Penetrado de estas ideas ultraterrenas el joven Míguez se hizo religioso; entró en la Escuela Pía para llegar a ser un día sacerdote y maestro, cuando su primer pensamiento no era más que ser sacerdote allá en el siglo a la vista de los suyos, que le querían con delirio; pero Dios le llevaba por otro camino, y sus designios eran otros. Serviría a Dios en una orden religiosa, y haría que le sirvieran muchas almas, cuyos primeros pasos en la vida los dirigiría él, como sacerdote y como maestro, por el camino de la virtud.

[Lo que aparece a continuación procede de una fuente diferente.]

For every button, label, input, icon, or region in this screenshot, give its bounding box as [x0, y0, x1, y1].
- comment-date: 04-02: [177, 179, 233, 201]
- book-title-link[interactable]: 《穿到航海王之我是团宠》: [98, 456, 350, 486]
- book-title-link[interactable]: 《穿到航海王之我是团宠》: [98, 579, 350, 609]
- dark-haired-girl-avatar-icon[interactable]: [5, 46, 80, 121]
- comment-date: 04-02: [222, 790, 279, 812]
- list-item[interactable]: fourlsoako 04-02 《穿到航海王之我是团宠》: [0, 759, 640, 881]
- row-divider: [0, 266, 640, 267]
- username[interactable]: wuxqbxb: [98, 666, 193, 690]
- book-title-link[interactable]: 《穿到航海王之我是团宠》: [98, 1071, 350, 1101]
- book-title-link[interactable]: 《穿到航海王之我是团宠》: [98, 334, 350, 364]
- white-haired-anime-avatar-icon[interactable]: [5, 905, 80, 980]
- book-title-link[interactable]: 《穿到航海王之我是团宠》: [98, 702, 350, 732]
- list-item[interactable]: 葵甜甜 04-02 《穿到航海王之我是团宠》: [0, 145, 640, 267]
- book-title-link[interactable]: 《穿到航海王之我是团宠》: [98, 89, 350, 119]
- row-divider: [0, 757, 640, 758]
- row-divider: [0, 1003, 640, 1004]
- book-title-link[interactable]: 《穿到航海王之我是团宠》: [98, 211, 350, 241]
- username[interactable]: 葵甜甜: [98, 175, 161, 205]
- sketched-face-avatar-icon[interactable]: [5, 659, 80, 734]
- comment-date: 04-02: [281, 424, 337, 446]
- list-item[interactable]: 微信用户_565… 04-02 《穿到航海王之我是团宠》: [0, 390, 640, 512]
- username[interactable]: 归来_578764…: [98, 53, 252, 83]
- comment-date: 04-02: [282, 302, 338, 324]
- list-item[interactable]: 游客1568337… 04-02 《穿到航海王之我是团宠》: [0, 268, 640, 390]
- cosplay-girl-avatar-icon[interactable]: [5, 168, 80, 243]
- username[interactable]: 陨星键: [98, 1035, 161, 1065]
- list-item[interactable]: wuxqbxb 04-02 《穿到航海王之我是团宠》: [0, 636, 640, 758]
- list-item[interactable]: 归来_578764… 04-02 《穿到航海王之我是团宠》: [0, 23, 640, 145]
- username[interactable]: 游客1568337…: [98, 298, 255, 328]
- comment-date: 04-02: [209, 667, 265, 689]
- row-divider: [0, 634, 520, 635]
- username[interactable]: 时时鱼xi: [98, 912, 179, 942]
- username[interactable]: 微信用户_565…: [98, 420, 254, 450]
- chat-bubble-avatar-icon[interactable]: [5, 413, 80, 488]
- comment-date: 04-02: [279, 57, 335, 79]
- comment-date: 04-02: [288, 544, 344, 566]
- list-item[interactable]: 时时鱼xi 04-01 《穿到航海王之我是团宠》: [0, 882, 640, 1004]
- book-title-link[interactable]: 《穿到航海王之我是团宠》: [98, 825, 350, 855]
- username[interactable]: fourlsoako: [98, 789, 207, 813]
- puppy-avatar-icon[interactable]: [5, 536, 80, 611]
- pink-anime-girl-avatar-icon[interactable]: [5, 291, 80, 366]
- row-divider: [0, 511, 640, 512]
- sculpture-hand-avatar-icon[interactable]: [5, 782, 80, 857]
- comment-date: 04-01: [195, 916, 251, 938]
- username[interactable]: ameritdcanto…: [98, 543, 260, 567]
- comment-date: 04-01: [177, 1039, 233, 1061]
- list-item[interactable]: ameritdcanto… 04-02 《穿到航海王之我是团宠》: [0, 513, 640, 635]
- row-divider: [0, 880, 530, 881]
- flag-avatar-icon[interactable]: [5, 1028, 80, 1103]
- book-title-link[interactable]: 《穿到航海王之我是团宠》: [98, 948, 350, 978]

Una contingencia y una casualidad le hicieron conocer a los Escolapios, de los cuales nunca había oído hablar. En el célebre Santuario de los Milagros, encomendado a la solicitud y cuidado de los hijos de S. Vicente de Paúl, y por el cual han desfilado innúmeras personalidades de la provincia de Orense, que después han ocupado altos puestos en la política y en las letras, en las armas y en el sacerdocio, hizo el joven Míguez sus primeros estudios. Aquí, siendo estudiante en este Santuario se puso en contacto e inteligencia con los Escolapios, según me dijo el mismo P. Faustino. Lo que él no me dijo del todo – pero yo lo supuse- fue que descollaba entre todos los escolares de aquel centro cultural por sus grandes facultades intelectuales y por su aplicación, que fue en él proverbial, hasta el punto de que, hablando de su laboriosidad otro gallego ilustre, el P. Vicente Alonso y Salgado, actual Obispo de Cartagena, haya dicho que el P. Faustino era “un yunque en el trabajo”. Pues bien: esta inteligencia y esta laboriosidad fueron la base de que Dios le previniera con la gracia de la vocación. Ayudaba Míguez –por compañerismo, por altruismo o por caridad- con su superioridad intelectual y su preparación más adelantada a uno de los estudiantes del Santuario, y éste encontraba en Míguez el trabajo ya hecho. En una de estas conferencias se encontraron los dos amigos con una visita inesperada: Era un tío de su colega, sacerdote Escolapio, el que los visitaba, y al que fue Míguez presentado por su joven discípulo. Este fue el primer chispazo de la vocación de Míguez: hasta lo más íntimo de su alma le llegaron las razones del Escolapio, que con Míguez conferenció sobre sus estudios, sobre su porvenir, sobre la salvación de su alma, sobre la misión de las Escuelas Pías… Y Míguez, a causa de esta entrevista, quedó preso, porque su suerte estaba ya echada, y a los pocos meses había ingresado en el Noviciado, que las Escuelas Pías de Castilla tenían establecido en el Colegio de San Fernando de Madrid, donde vistió la sotana calasancia el día 5 de Diciembre de 1850.